In the middle of two rows I sit on an over-turned milk crate,** picking first from one side, then the other. I toss the plump green pods into an empty and washed out ice-cream bucket. Sitting in the aisle, a chubby arm’s length away from the bucket is a toddler.
She is grimy, with garden dirt in the sweaty creases of her hands and feet. Her pretty hair clip has long since been pulled out, examined and discarded; now blond strands of baby hair are stuck to her face. Her shorts have been missing for hours and her juice-stickied shirt was removed with good intention. Of course she escaped before the replacement could be tugged over her head and belly, but who needs a shirt anyway? She has very colorful skin, a happy result of an unattended box of markers. Her eyes are pure blue twinkle. With precision she picks a peapod out of the bucket, pries it open, and hastily devours the tiny spheres within. Happily, she repeats the process.
She has eaten a lot of raw peas lately.
She wears cloth diapers.
I deal with the cloth diapers and their contents.
I don’t know what too many raw peas will do to a young digestive track.
I don’t want her to over consume, so I move the bucket to my lap.
Indignant that I have disrupted her contented munching, she rises and pilfers more pods while I bend another mother vine over and add still more to the bucket.
I place the bucket on the ground behind me, and spread my feet so that my knees meet the plants on either side, blocking the aisle.
She likes peas.
She does not regard the health and well-being of the mother vines.
She waddles past my feet and knees, stomping atop the fruitful vegetation and retrieves more snack.
I am the grownup here.
I am in charge of this eighteen-month-old.

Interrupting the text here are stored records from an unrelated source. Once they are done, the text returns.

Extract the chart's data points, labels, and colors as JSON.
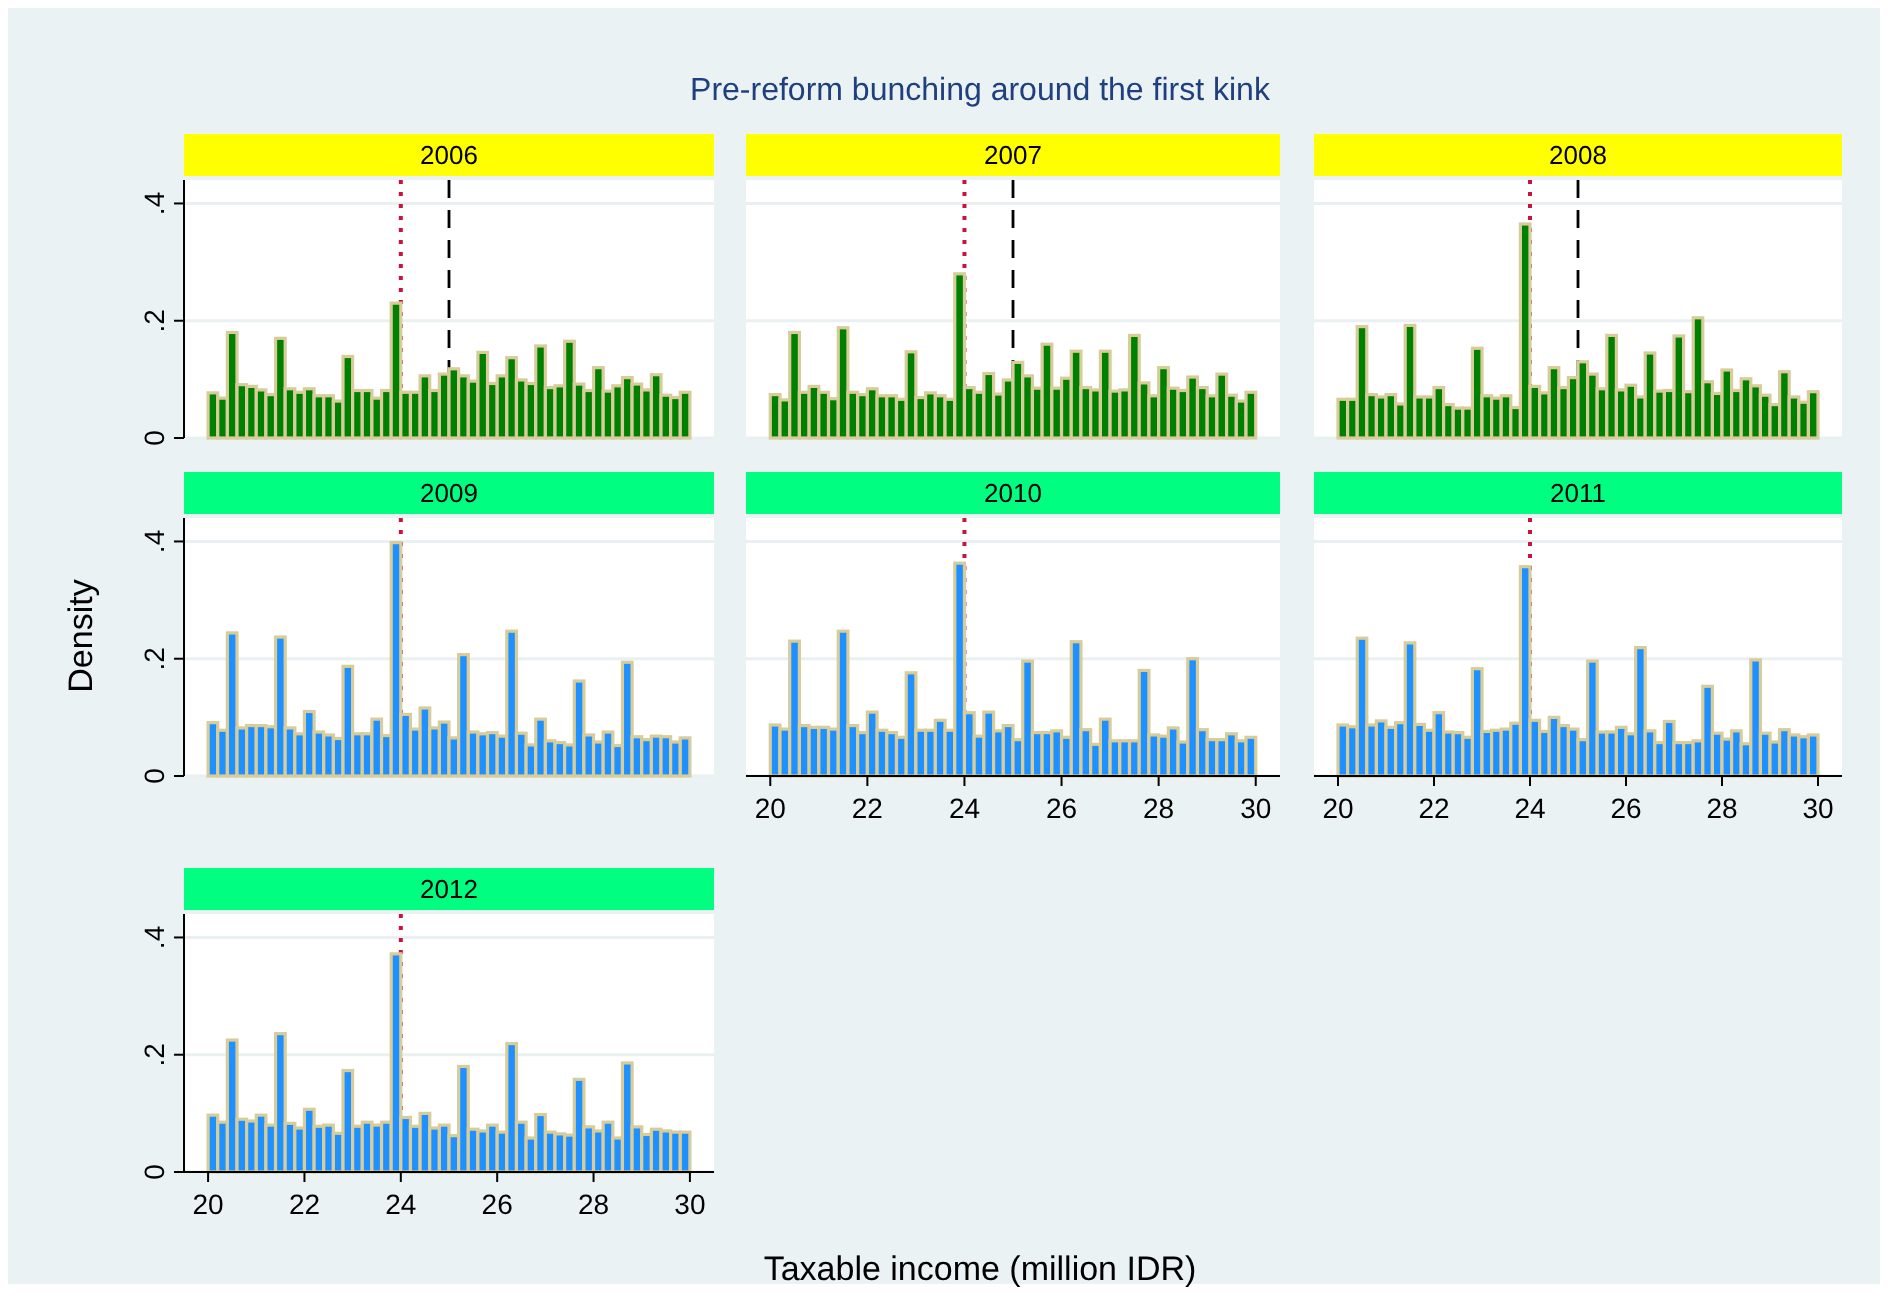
{
  "chart_data": [
    {
      "type": "histogram",
      "title": "2006",
      "annotations": [
        "Pre-reform bunching around the first kink"
      ],
      "bins": [
        20,
        20.2,
        20.4,
        20.6,
        20.8,
        21,
        21.2,
        21.4,
        21.6,
        21.8,
        22,
        22.2,
        22.4,
        22.6,
        22.8,
        23,
        23.2,
        23.4,
        23.6,
        23.8,
        24,
        24.2,
        24.4,
        24.6,
        24.8,
        25,
        25.2,
        25.4,
        25.6,
        25.8,
        26,
        26.2,
        26.4,
        26.6,
        26.8,
        27,
        27.2,
        27.4,
        27.6,
        27.8,
        28,
        28.2,
        28.4,
        28.6,
        28.8,
        29,
        29.2,
        29.4,
        29.6,
        29.8,
        30
      ],
      "values": [
        0.077,
        0.068,
        0.18,
        0.091,
        0.088,
        0.082,
        0.074,
        0.17,
        0.084,
        0.078,
        0.084,
        0.072,
        0.072,
        0.063,
        0.139,
        0.081,
        0.081,
        0.068,
        0.081,
        0.23,
        0.078,
        0.078,
        0.106,
        0.081,
        0.109,
        0.118,
        0.106,
        0.097,
        0.146,
        0.093,
        0.106,
        0.137,
        0.099,
        0.093,
        0.157,
        0.086,
        0.089,
        0.165,
        0.092,
        0.081,
        0.12,
        0.08,
        0.089,
        0.103,
        0.092,
        0.082,
        0.108,
        0.073,
        0.069,
        0.078
      ],
      "color": "#008000",
      "xlim": [
        19.5,
        30.5
      ],
      "ylim": [
        0,
        0.44
      ],
      "yticks": [
        {
          "value": 0,
          "label": "0"
        },
        {
          "value": 0.2,
          "label": ".2"
        },
        {
          "value": 0.4,
          "label": ".4"
        }
      ],
      "grid": "y",
      "tick_labels": "y",
      "ref_lines": [
        {
          "axis": "x",
          "value": 24,
          "color": "#c8143c",
          "line_style": "dotted"
        },
        {
          "axis": "x",
          "value": 25,
          "color": "#000000",
          "line_style": "dashed"
        }
      ]
    },
    {
      "type": "histogram",
      "title": "2007",
      "bins": [
        20,
        20.2,
        20.4,
        20.6,
        20.8,
        21,
        21.2,
        21.4,
        21.6,
        21.8,
        22,
        22.2,
        22.4,
        22.6,
        22.8,
        23,
        23.2,
        23.4,
        23.6,
        23.8,
        24,
        24.2,
        24.4,
        24.6,
        24.8,
        25,
        25.2,
        25.4,
        25.6,
        25.8,
        26,
        26.2,
        26.4,
        26.6,
        26.8,
        27,
        27.2,
        27.4,
        27.6,
        27.8,
        28,
        28.2,
        28.4,
        28.6,
        28.8,
        29,
        29.2,
        29.4,
        29.6,
        29.8,
        30
      ],
      "values": [
        0.074,
        0.065,
        0.18,
        0.078,
        0.088,
        0.078,
        0.067,
        0.188,
        0.078,
        0.074,
        0.084,
        0.072,
        0.072,
        0.066,
        0.147,
        0.069,
        0.077,
        0.072,
        0.066,
        0.28,
        0.086,
        0.078,
        0.11,
        0.075,
        0.099,
        0.129,
        0.106,
        0.085,
        0.16,
        0.085,
        0.102,
        0.148,
        0.086,
        0.082,
        0.148,
        0.08,
        0.082,
        0.175,
        0.094,
        0.072,
        0.12,
        0.085,
        0.081,
        0.104,
        0.086,
        0.072,
        0.109,
        0.073,
        0.063,
        0.078
      ],
      "color": "#008000",
      "xlim": [
        19.5,
        30.5
      ],
      "ylim": [
        0,
        0.44
      ],
      "yticks": [
        0,
        0.2,
        0.4
      ],
      "grid": "y",
      "tick_labels": false,
      "ref_lines": [
        {
          "axis": "x",
          "value": 24,
          "color": "#c8143c",
          "line_style": "dotted"
        },
        {
          "axis": "x",
          "value": 25,
          "color": "#000000",
          "line_style": "dashed"
        }
      ]
    },
    {
      "type": "histogram",
      "title": "2008",
      "bins": [
        20,
        20.2,
        20.4,
        20.6,
        20.8,
        21,
        21.2,
        21.4,
        21.6,
        21.8,
        22,
        22.2,
        22.4,
        22.6,
        22.8,
        23,
        23.2,
        23.4,
        23.6,
        23.8,
        24,
        24.2,
        24.4,
        24.6,
        24.8,
        25,
        25.2,
        25.4,
        25.6,
        25.8,
        26,
        26.2,
        26.4,
        26.6,
        26.8,
        27,
        27.2,
        27.4,
        27.6,
        27.8,
        28,
        28.2,
        28.4,
        28.6,
        28.8,
        29,
        29.2,
        29.4,
        29.6,
        29.8,
        30
      ],
      "values": [
        0.066,
        0.066,
        0.19,
        0.074,
        0.07,
        0.074,
        0.058,
        0.192,
        0.07,
        0.07,
        0.086,
        0.057,
        0.051,
        0.051,
        0.153,
        0.072,
        0.068,
        0.072,
        0.052,
        0.365,
        0.088,
        0.077,
        0.12,
        0.086,
        0.103,
        0.13,
        0.109,
        0.084,
        0.175,
        0.082,
        0.09,
        0.07,
        0.145,
        0.08,
        0.081,
        0.174,
        0.079,
        0.205,
        0.096,
        0.076,
        0.116,
        0.081,
        0.101,
        0.089,
        0.073,
        0.057,
        0.113,
        0.07,
        0.061,
        0.079
      ],
      "color": "#008000",
      "xlim": [
        19.5,
        30.5
      ],
      "ylim": [
        0,
        0.44
      ],
      "yticks": [
        0,
        0.2,
        0.4
      ],
      "grid": "y",
      "tick_labels": false,
      "ref_lines": [
        {
          "axis": "x",
          "value": 24,
          "color": "#c8143c",
          "line_style": "dotted"
        },
        {
          "axis": "x",
          "value": 25,
          "color": "#000000",
          "line_style": "dashed"
        }
      ]
    },
    {
      "type": "histogram",
      "title": "2009",
      "ylabel": "Density",
      "bins": [
        20,
        20.2,
        20.4,
        20.6,
        20.8,
        21,
        21.2,
        21.4,
        21.6,
        21.8,
        22,
        22.2,
        22.4,
        22.6,
        22.8,
        23,
        23.2,
        23.4,
        23.6,
        23.8,
        24,
        24.2,
        24.4,
        24.6,
        24.8,
        25,
        25.2,
        25.4,
        25.6,
        25.8,
        26,
        26.2,
        26.4,
        26.6,
        26.8,
        27,
        27.2,
        27.4,
        27.6,
        27.8,
        28,
        28.2,
        28.4,
        28.6,
        28.8,
        29,
        29.2,
        29.4,
        29.6,
        29.8,
        30
      ],
      "values": [
        0.091,
        0.078,
        0.244,
        0.082,
        0.086,
        0.086,
        0.084,
        0.237,
        0.082,
        0.072,
        0.11,
        0.075,
        0.07,
        0.064,
        0.187,
        0.072,
        0.072,
        0.097,
        0.069,
        0.398,
        0.105,
        0.08,
        0.116,
        0.082,
        0.092,
        0.065,
        0.207,
        0.075,
        0.072,
        0.074,
        0.068,
        0.247,
        0.073,
        0.053,
        0.097,
        0.06,
        0.057,
        0.053,
        0.162,
        0.07,
        0.058,
        0.075,
        0.052,
        0.194,
        0.067,
        0.062,
        0.068,
        0.067,
        0.058,
        0.065
      ],
      "color": "#1e90ff",
      "xlim": [
        19.5,
        30.5
      ],
      "ylim": [
        0,
        0.44
      ],
      "yticks": [
        {
          "value": 0,
          "label": "0"
        },
        {
          "value": 0.2,
          "label": ".2"
        },
        {
          "value": 0.4,
          "label": ".4"
        }
      ],
      "grid": "y",
      "tick_labels": "y",
      "ref_lines": [
        {
          "axis": "x",
          "value": 24,
          "color": "#c8143c",
          "line_style": "dotted"
        }
      ]
    },
    {
      "type": "histogram",
      "title": "2010",
      "bins": [
        20,
        20.2,
        20.4,
        20.6,
        20.8,
        21,
        21.2,
        21.4,
        21.6,
        21.8,
        22,
        22.2,
        22.4,
        22.6,
        22.8,
        23,
        23.2,
        23.4,
        23.6,
        23.8,
        24,
        24.2,
        24.4,
        24.6,
        24.8,
        25,
        25.2,
        25.4,
        25.6,
        25.8,
        26,
        26.2,
        26.4,
        26.6,
        26.8,
        27,
        27.2,
        27.4,
        27.6,
        27.8,
        28,
        28.2,
        28.4,
        28.6,
        28.8,
        29,
        29.2,
        29.4,
        29.6,
        29.8,
        30
      ],
      "values": [
        0.087,
        0.08,
        0.23,
        0.086,
        0.083,
        0.083,
        0.08,
        0.247,
        0.086,
        0.074,
        0.109,
        0.078,
        0.074,
        0.066,
        0.176,
        0.078,
        0.078,
        0.095,
        0.078,
        0.363,
        0.108,
        0.068,
        0.109,
        0.077,
        0.086,
        0.062,
        0.196,
        0.074,
        0.074,
        0.077,
        0.066,
        0.229,
        0.079,
        0.054,
        0.097,
        0.06,
        0.06,
        0.06,
        0.18,
        0.07,
        0.068,
        0.082,
        0.058,
        0.2,
        0.079,
        0.062,
        0.062,
        0.072,
        0.06,
        0.066
      ],
      "color": "#1e90ff",
      "xlim": [
        19.5,
        30.5
      ],
      "ylim": [
        0,
        0.44
      ],
      "xticks": [
        20,
        22,
        24,
        26,
        28,
        30
      ],
      "yticks": [
        0,
        0.2,
        0.4
      ],
      "grid": "y",
      "tick_labels": "x",
      "ref_lines": [
        {
          "axis": "x",
          "value": 24,
          "color": "#c8143c",
          "line_style": "dotted"
        }
      ]
    },
    {
      "type": "histogram",
      "title": "2011",
      "bins": [
        20,
        20.2,
        20.4,
        20.6,
        20.8,
        21,
        21.2,
        21.4,
        21.6,
        21.8,
        22,
        22.2,
        22.4,
        22.6,
        22.8,
        23,
        23.2,
        23.4,
        23.6,
        23.8,
        24,
        24.2,
        24.4,
        24.6,
        24.8,
        25,
        25.2,
        25.4,
        25.6,
        25.8,
        26,
        26.2,
        26.4,
        26.6,
        26.8,
        27,
        27.2,
        27.4,
        27.6,
        27.8,
        28,
        28.2,
        28.4,
        28.6,
        28.8,
        29,
        29.2,
        29.4,
        29.6,
        29.8,
        30
      ],
      "values": [
        0.087,
        0.084,
        0.235,
        0.087,
        0.094,
        0.083,
        0.091,
        0.227,
        0.088,
        0.078,
        0.108,
        0.075,
        0.074,
        0.066,
        0.183,
        0.076,
        0.078,
        0.08,
        0.09,
        0.357,
        0.095,
        0.076,
        0.1,
        0.086,
        0.08,
        0.062,
        0.196,
        0.075,
        0.075,
        0.083,
        0.072,
        0.219,
        0.077,
        0.057,
        0.093,
        0.057,
        0.057,
        0.06,
        0.153,
        0.073,
        0.063,
        0.077,
        0.055,
        0.198,
        0.073,
        0.058,
        0.079,
        0.07,
        0.067,
        0.07
      ],
      "color": "#1e90ff",
      "xlim": [
        19.5,
        30.5
      ],
      "ylim": [
        0,
        0.44
      ],
      "xticks": [
        20,
        22,
        24,
        26,
        28,
        30
      ],
      "yticks": [
        0,
        0.2,
        0.4
      ],
      "grid": "y",
      "tick_labels": "x",
      "ref_lines": [
        {
          "axis": "x",
          "value": 24,
          "color": "#c8143c",
          "line_style": "dotted"
        }
      ]
    },
    {
      "type": "histogram",
      "title": "2012",
      "xlabel": "Taxable income (million IDR)",
      "bins": [
        20,
        20.2,
        20.4,
        20.6,
        20.8,
        21,
        21.2,
        21.4,
        21.6,
        21.8,
        22,
        22.2,
        22.4,
        22.6,
        22.8,
        23,
        23.2,
        23.4,
        23.6,
        23.8,
        24,
        24.2,
        24.4,
        24.6,
        24.8,
        25,
        25.2,
        25.4,
        25.6,
        25.8,
        26,
        26.2,
        26.4,
        26.6,
        26.8,
        27,
        27.2,
        27.4,
        27.6,
        27.8,
        28,
        28.2,
        28.4,
        28.6,
        28.8,
        29,
        29.2,
        29.4,
        29.6,
        29.8,
        30
      ],
      "values": [
        0.097,
        0.085,
        0.225,
        0.09,
        0.087,
        0.097,
        0.08,
        0.236,
        0.083,
        0.075,
        0.107,
        0.078,
        0.08,
        0.066,
        0.173,
        0.078,
        0.085,
        0.08,
        0.085,
        0.372,
        0.093,
        0.078,
        0.1,
        0.075,
        0.08,
        0.062,
        0.18,
        0.073,
        0.07,
        0.08,
        0.068,
        0.219,
        0.085,
        0.058,
        0.098,
        0.068,
        0.065,
        0.063,
        0.158,
        0.077,
        0.07,
        0.085,
        0.058,
        0.186,
        0.077,
        0.064,
        0.073,
        0.07,
        0.068,
        0.068
      ],
      "color": "#1e90ff",
      "xlim": [
        19.5,
        30.5
      ],
      "ylim": [
        0,
        0.44
      ],
      "xticks": [
        20,
        22,
        24,
        26,
        28,
        30
      ],
      "yticks": [
        {
          "value": 0,
          "label": "0"
        },
        {
          "value": 0.2,
          "label": ".2"
        },
        {
          "value": 0.4,
          "label": ".4"
        }
      ],
      "grid": "y",
      "ref_lines": [
        {
          "axis": "x",
          "value": 24,
          "color": "#c8143c",
          "line_style": "dotted"
        }
      ]
    }
  ]
}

I call for reinforcements. “Will you please take your sister out of the garden and go push her in her swing?”
The older, obedient brother grasps her squirming body to him and lugs her away a short distance to the swings. Despite her protestations and cries, I continue pea- picking. Even if neither of us is happy, at least one of us is still getting her way. Half a row of mindless plant-stripping later, the cries of objection stop. I guess she finally figured out who is the boss, right?
No. (Of course.)
Her brother can’t handle her distress and he set her free from the happy little swing set. He now returns to the garden and hands me her diaper. Tottering behind him is the naked girl child, eyes triumphant and determined. She marches to the bucket and reaches in.
How much harm can a few more raw peas do?
She is so adorable, and I am nearly finished with this task. Am I really letting a naked child sit in the dirt and eat unwashed food?
Yes. (Of course.)
I rob the wildly growing vines and am robbed in turn by a wildly growing baby. Both are beautiful, but the child delights my heart.
*I love that I got to use the word “tendrils” without reference to up-swept hair! Maybe I’ve read too many trashy romance novels, but I am so tired of “stubborn tendrils escaped her tight hairpins and curled against her neck/face/ears.” It automatically signals a good girl with some sexual frustration who is going to be uncontrollably attracted to the rebel cowboy / motorcycle dude with a heart of gold. They will fight their inescapable attraction to one another, barely talk except to argue, and end up engaged after a violent storm / life-threatening moment / marriage of convenience / barn burning throws them together in an impassioned embrace. It was much better in The Man from Snowy River when I was 9 and I would like to just once read about a heroine who knows how to keep her hair in place!
** Someday, if you like, I will write about all the uses I have found for some milk crates, proving that I did not pay too much for them at that estate sale. Even if no one else bid so high.